O legislador constituinte, atento à necessidade de proteger os direitos e interesses das pessoas portadoras de necessidades especiais - PNE, ...

Francisney L. B. Siqueira
Auditor Público Externo e Assessor Técnico da Secex-Pessoal
flbsiqueira@tce.mt.gov.br

O legislador constituinte, atento à necessidade de proteger os direitos e interesses das pessoas portadoras de necessidades especiais - PNE, em face de sua condição especial, consignou mecanismos compensatórios (art. 37, inciso VIII, da CF), reconhecendo o princípio da isonomia (art. 5º, caput, da CF).

Para dar efetividade à norma constitucional, o legislador editou a Lei nº 7.853/99, de caráter nacional, regulamentada pelo Decreto nº 3.298/99, determinando que os editais de concurso devam reservar no mínimo 5% das vagas para as pessoas com necessidades especiais. Todavia, a referida norma não estabeleceu o percentual máximo de vagas destinadas aos PNE. No âmbito federal, a Lei nº 8.112/90, fixou o máximo de 20%.
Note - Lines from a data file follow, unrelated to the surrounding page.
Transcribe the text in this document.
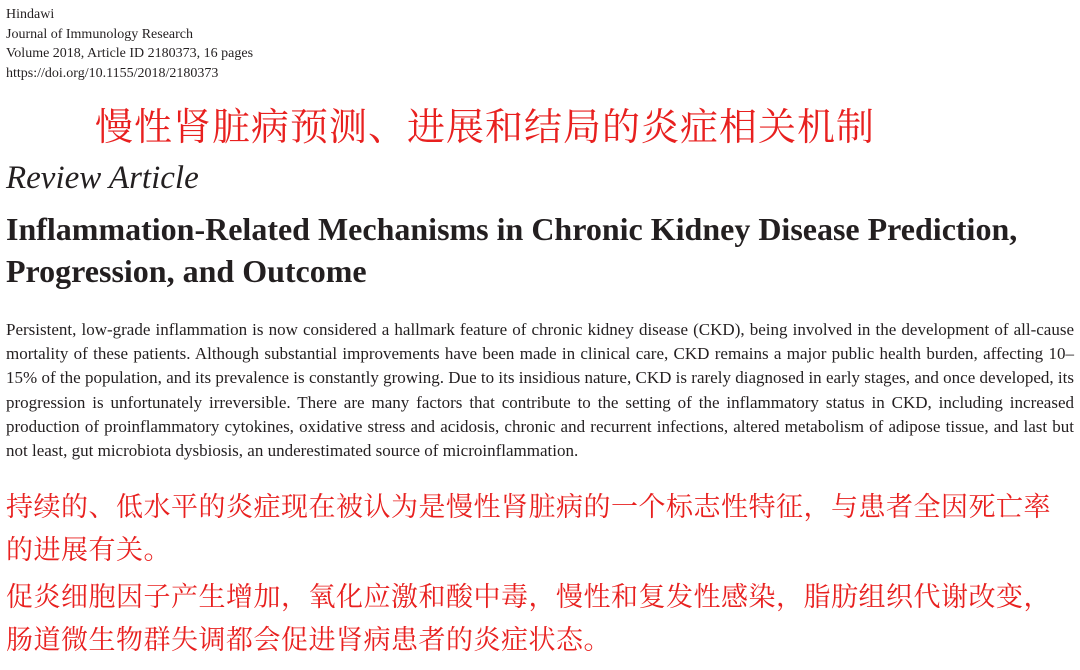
Hindawi
Journal of Immunology Research
Volume 2018, Article ID 2180373, 16 pages
https://doi.org/10.1155/2018/2180373
慢性肾脏病预测、进展和结局的炎症相关机制
Review Article
Inflammation-Related Mechanisms in Chronic Kidney Disease Prediction, Progression, and Outcome
Persistent, low-grade inflammation is now considered a hallmark feature of chronic kidney disease (CKD), being involved in the development of all-cause mortality of these patients. Although substantial improvements have been made in clinical care, CKD remains a major public health burden, affecting 10–15% of the population, and its prevalence is constantly growing. Due to its insidious nature, CKD is rarely diagnosed in early stages, and once developed, its progression is unfortunately irreversible. There are many factors that contribute to the setting of the inflammatory status in CKD, including increased production of proinflammatory cytokines, oxidative stress and acidosis, chronic and recurrent infections, altered metabolism of adipose tissue, and last but not least, gut microbiota dysbiosis, an underestimated source of microinflammation.
持续的、低水平的炎症现在被认为是慢性肾脏病的一个标志性特征，与患者全因死亡率的进展有关。
促炎细胞因子产生增加，氧化应激和酸中毒，慢性和复发性感染，脂肪组织代谢改变，肠道微生物群失调都会促进肾病患者的炎症状态。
Outra questão que surge, seria possível que os Estados legislassem sobre essa matéria? A resposta é afirmativa, tendo em vista a competência concorrente insculpida no art. 24, inciso XIV, da CF e entendimento do STF exarado na ADI 903-MC. Em Mato Grosso, o legislador infraconstitucional, no estrito cumprimento de competência concorrente que lhe foi outorgada pela Carta Magna, estabeleceu a reserva de no mínimo 10% das vagas dos concursos (art. 21, da Lei Complementar Estadual 114/02).
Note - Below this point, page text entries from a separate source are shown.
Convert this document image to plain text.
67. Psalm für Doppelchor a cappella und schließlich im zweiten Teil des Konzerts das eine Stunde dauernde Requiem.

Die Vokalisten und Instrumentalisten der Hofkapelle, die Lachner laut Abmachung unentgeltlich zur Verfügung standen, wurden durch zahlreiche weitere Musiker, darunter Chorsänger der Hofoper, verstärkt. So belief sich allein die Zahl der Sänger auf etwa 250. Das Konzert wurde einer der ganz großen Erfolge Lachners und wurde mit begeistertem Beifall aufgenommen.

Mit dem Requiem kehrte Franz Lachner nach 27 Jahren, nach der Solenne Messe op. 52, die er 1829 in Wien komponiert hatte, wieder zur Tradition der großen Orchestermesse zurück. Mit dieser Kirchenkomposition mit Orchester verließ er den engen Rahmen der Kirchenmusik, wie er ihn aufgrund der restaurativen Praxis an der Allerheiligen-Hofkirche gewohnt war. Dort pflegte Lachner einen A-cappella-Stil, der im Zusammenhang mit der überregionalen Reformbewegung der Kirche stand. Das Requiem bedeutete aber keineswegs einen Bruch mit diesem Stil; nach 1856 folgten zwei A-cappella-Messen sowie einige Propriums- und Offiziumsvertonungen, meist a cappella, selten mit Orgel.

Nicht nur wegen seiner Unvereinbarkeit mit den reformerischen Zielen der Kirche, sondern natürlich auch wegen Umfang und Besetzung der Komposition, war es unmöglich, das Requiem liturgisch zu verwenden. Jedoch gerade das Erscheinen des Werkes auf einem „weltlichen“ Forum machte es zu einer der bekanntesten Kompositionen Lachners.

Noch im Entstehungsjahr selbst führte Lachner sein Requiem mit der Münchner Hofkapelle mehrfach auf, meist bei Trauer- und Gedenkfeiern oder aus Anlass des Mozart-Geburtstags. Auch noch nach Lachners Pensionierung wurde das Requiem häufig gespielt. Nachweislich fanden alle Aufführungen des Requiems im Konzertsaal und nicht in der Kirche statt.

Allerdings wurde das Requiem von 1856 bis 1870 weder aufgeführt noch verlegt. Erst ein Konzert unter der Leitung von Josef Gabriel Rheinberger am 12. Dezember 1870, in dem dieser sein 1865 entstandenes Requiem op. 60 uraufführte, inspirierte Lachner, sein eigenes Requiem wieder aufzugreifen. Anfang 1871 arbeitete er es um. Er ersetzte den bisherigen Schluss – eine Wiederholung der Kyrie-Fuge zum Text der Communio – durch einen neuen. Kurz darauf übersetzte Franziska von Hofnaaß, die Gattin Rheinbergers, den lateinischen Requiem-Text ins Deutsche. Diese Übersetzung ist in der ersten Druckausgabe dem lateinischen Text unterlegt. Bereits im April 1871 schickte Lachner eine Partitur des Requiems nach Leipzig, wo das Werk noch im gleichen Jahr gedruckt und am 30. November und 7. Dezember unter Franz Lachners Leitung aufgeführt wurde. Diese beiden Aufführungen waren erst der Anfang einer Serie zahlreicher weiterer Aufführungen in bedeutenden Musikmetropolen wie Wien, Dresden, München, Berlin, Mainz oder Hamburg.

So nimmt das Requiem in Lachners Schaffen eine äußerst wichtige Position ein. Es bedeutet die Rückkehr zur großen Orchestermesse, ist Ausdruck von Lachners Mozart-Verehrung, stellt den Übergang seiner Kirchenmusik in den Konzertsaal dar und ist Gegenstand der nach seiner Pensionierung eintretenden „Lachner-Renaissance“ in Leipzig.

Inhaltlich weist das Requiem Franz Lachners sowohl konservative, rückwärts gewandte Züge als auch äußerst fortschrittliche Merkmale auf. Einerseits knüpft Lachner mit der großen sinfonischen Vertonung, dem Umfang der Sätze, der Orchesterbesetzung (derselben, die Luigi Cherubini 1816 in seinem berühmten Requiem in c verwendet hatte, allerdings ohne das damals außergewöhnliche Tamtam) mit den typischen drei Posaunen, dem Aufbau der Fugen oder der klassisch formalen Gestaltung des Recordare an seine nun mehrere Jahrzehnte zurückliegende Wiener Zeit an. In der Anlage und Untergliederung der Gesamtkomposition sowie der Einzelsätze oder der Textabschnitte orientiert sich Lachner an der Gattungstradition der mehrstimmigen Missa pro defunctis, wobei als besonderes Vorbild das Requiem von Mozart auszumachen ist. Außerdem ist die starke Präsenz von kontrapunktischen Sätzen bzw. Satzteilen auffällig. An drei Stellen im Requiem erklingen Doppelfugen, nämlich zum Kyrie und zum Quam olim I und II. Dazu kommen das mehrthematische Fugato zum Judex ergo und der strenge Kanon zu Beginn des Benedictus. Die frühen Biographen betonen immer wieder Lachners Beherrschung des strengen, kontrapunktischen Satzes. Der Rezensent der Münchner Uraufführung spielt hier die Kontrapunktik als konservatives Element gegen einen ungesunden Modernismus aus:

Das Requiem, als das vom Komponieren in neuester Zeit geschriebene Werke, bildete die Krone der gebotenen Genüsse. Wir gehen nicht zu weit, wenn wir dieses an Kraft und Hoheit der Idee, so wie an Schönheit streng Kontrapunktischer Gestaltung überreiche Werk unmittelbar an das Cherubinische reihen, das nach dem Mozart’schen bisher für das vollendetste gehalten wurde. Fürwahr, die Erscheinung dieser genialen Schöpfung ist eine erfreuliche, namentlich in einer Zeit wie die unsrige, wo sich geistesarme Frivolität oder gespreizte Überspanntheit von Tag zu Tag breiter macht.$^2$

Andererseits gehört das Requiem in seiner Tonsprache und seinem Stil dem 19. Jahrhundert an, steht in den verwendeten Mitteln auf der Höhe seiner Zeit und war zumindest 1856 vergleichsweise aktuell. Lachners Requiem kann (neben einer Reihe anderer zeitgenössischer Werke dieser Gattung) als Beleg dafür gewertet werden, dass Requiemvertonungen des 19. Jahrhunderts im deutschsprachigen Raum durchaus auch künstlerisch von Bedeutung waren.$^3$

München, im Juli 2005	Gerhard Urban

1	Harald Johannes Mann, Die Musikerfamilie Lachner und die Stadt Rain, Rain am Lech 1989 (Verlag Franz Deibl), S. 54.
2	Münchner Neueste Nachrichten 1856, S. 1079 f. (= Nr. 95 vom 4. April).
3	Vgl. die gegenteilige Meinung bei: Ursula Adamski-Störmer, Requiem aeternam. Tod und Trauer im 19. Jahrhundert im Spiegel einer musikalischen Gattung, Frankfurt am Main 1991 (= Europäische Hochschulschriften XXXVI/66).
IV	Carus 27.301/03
Em recente decisão do STJ no RMS 24.472-MT, Rel. Min. Maria Thereza de Assis Moura, julgada em 22/3/11, referente a concurso público para o provimento de cargo de auditor público externo do TCE-MT, ratificou-se esse entendimento, negando o provimento ao recurso que questionava a não observância da Lei n. 7.853/89 e do Decreto nº 3.298/99, que estabelecem o arredondamento para o primeiro número inteiro subsequente quando o número for fracionado. Em seu voto, a eminente Ministra registra que o Estado dispõe de lei específica sobre o tema. No caso concreto, foram destinadas 35 vagas para a concorrência ampla e 10% para os PNE, que resultaram na fração de 3,5 vagas percentuais, portanto, fração inferior a 0,7 exigidos na legislação estadual. Desse modo, foram reservadas apenas três vagas, e não quatro como pleiteado pela candidata.

Em síntese, a questão da reserva de vagas, no edital de concurso público, para os portadores de necessidades especiais, não é uma mera faculdade do gestor, mas sim uma obrigação, podendo o Estado legislar sobre a matéria. Caso o gestor venha a restringir esse direito, poderá incorrer em crime punível, com reclusão de um a quatro anos, e pagamento de multa, conforme artigo 8º da Lei nº 7.853/89.